Gil Cutrim, presidente da Famem

Gil Cutrim, presidente da Famem

 

Prefeitos de várias regiões do Estado fecharam questão nesta quinta-feira (29), durante plenária da I Marcha Municipalista do Maranhão, evento que está sendo promovido pela FAMEM no Rio Poty Hotel, em São Luís, em torno de uma pauta de reivindicações municipalistas que será discutida com o governador Flávio Dino, deputados estaduais, deputados federais e senadores nesta sexta-feira (30).

A plenária ocorreu pela manhã, após a abertura oficial do evento, cerimônia que contou com as participações do presidente da entidade municipalista, prefeito Gil Cutrim (São José de Ribamar); vice-governador Carlos Brandão; presidente do Tribunal de Contas do Estado, conselheiro Jorge Pavão; representantes da CGU e CNM; além de dezenas de gestores públicos e técnicos municipais.

A pauta municipalista abordará as seguintes reivindicações: pagamento do restante dos convênios firmados com municípios ano passado; custeio dos hospitais de 20 leitos; aumento dos repasses, por parte do Estado, aos municípios para custeio do transporte escolar dos alunos do Ensino Médio; maior investimento no setor de segurança pública e fim do suporte financeiro dado pelos municípios para custeio de equipamentos do setor (aluguel de prédios de delegacias e de companhias militares; pagamento de combustível para viaturas policiais, por exemplo).
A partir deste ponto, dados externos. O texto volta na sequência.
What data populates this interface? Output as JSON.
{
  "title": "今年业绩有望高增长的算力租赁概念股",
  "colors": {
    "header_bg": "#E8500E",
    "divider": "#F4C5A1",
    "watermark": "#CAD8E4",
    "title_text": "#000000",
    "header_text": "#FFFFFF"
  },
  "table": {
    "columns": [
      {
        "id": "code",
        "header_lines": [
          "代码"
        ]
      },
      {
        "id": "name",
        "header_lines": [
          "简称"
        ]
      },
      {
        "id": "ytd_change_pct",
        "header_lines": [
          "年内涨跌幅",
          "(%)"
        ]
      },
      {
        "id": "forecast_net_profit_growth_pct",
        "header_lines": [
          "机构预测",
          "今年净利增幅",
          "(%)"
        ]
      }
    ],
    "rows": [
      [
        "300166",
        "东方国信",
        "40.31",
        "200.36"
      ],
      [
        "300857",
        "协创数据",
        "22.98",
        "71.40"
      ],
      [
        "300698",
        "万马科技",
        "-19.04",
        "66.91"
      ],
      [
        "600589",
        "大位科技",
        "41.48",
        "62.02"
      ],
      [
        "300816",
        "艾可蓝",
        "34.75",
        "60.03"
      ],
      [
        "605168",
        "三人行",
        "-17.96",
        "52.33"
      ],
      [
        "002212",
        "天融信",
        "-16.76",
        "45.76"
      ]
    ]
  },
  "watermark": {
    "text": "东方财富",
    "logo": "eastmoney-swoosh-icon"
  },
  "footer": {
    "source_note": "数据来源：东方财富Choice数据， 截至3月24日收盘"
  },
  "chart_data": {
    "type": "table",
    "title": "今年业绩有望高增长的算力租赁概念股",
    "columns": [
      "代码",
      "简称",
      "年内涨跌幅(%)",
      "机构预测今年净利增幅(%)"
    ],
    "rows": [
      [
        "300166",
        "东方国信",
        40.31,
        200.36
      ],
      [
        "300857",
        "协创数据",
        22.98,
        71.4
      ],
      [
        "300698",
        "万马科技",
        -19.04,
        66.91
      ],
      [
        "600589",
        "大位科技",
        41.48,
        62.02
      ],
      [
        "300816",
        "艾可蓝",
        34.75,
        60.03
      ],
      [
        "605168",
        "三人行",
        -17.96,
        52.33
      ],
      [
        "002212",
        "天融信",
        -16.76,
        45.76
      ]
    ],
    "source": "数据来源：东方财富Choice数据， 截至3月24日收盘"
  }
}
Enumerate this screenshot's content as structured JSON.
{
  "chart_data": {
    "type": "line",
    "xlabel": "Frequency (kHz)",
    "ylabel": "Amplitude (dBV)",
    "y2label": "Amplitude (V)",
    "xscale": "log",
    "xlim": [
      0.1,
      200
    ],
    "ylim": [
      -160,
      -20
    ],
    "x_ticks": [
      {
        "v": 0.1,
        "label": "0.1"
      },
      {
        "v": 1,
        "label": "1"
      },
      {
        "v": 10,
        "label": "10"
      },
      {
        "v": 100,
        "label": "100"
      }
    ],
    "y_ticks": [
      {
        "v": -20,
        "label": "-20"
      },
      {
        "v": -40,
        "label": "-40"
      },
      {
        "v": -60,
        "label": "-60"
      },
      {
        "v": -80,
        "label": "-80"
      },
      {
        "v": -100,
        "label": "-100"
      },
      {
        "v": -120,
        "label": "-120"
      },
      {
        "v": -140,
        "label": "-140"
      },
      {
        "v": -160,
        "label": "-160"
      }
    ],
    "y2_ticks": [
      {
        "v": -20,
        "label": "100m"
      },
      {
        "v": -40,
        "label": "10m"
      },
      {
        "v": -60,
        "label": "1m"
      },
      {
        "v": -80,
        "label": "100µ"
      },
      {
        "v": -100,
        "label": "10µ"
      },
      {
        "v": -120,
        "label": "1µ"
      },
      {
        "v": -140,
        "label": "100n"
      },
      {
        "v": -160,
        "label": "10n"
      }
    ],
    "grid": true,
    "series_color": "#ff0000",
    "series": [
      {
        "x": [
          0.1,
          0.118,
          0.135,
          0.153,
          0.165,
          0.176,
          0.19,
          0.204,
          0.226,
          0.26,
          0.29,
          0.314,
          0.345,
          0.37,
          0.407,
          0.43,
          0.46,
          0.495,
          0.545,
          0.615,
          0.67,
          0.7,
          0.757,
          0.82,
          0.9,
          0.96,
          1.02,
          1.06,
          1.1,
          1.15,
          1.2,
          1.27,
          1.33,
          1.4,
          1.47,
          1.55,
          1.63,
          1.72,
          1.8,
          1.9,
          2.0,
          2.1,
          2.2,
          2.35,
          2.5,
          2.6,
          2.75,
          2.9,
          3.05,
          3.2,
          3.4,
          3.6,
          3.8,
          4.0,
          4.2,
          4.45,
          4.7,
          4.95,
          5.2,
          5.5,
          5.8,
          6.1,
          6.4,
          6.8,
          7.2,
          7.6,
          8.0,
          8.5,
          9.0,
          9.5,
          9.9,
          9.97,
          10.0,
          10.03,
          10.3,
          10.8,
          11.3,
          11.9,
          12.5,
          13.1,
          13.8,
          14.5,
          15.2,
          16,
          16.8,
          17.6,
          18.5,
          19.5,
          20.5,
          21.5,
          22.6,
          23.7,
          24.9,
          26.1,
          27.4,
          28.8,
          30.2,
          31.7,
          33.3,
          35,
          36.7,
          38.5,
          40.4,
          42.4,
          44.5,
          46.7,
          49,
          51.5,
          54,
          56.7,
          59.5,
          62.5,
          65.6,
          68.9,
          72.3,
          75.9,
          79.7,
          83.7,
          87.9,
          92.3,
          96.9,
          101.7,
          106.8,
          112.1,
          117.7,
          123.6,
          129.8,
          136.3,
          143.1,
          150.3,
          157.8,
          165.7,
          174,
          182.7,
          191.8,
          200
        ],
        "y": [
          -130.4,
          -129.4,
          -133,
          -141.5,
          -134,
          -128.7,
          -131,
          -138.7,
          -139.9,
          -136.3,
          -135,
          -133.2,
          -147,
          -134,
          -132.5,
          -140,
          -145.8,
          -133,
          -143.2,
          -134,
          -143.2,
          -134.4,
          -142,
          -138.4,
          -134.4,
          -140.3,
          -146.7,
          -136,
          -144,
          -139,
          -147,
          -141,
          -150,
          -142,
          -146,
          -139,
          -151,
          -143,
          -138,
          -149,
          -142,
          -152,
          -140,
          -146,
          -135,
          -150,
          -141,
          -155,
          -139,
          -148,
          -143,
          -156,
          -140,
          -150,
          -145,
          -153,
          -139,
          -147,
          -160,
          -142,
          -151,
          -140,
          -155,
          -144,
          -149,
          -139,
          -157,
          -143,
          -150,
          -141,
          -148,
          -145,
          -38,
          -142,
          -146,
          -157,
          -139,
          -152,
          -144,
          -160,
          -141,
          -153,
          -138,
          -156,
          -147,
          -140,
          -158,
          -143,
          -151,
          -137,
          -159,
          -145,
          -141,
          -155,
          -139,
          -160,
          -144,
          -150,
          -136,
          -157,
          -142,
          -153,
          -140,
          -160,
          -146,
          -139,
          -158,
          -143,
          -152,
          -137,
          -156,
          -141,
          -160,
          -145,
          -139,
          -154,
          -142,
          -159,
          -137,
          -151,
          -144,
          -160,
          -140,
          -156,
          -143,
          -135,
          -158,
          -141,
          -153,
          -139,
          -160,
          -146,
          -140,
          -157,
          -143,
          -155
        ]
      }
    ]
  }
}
Gil Cutrim classificou o primeiro dia da Marcha como muito proveitoso. “Tanto as reuniões políticas, como as palestras e oficinas, contaram com a participação massiva dos gestores e técnicos. É mais uma prova de que a Marcha está alcançando seu objetivo”, disse.

Para Ribamar Alves, prefeito de Santa Inês, é necessário que a classe política sele um pacto de união e trabalhe com unidade para evitar que as administrações municipais entrem em colapso.

Propostas – Para cada uma das reivindicações, a entidade municipalista apresentará uma proposta. Para os convênios, por exemplo, a sugestão será estabelecer cronograma de desembolso dos recursos, priorizando as obras já finalizadas e as obras cujas medições já foram auferidas em mais 50%, devendo estes terem seus prazos prorrogados. Buscar, ainda, soluções conjuntas para obras iniciadas, cujo repasse não ultrapassou 10% do convênio, de forma a não prejudicar o gestor que deu início a obra, firmou contrato, por meio de licitação, mas que por culpa de gestões anteriores não irão ver os convênios sendo finalizados.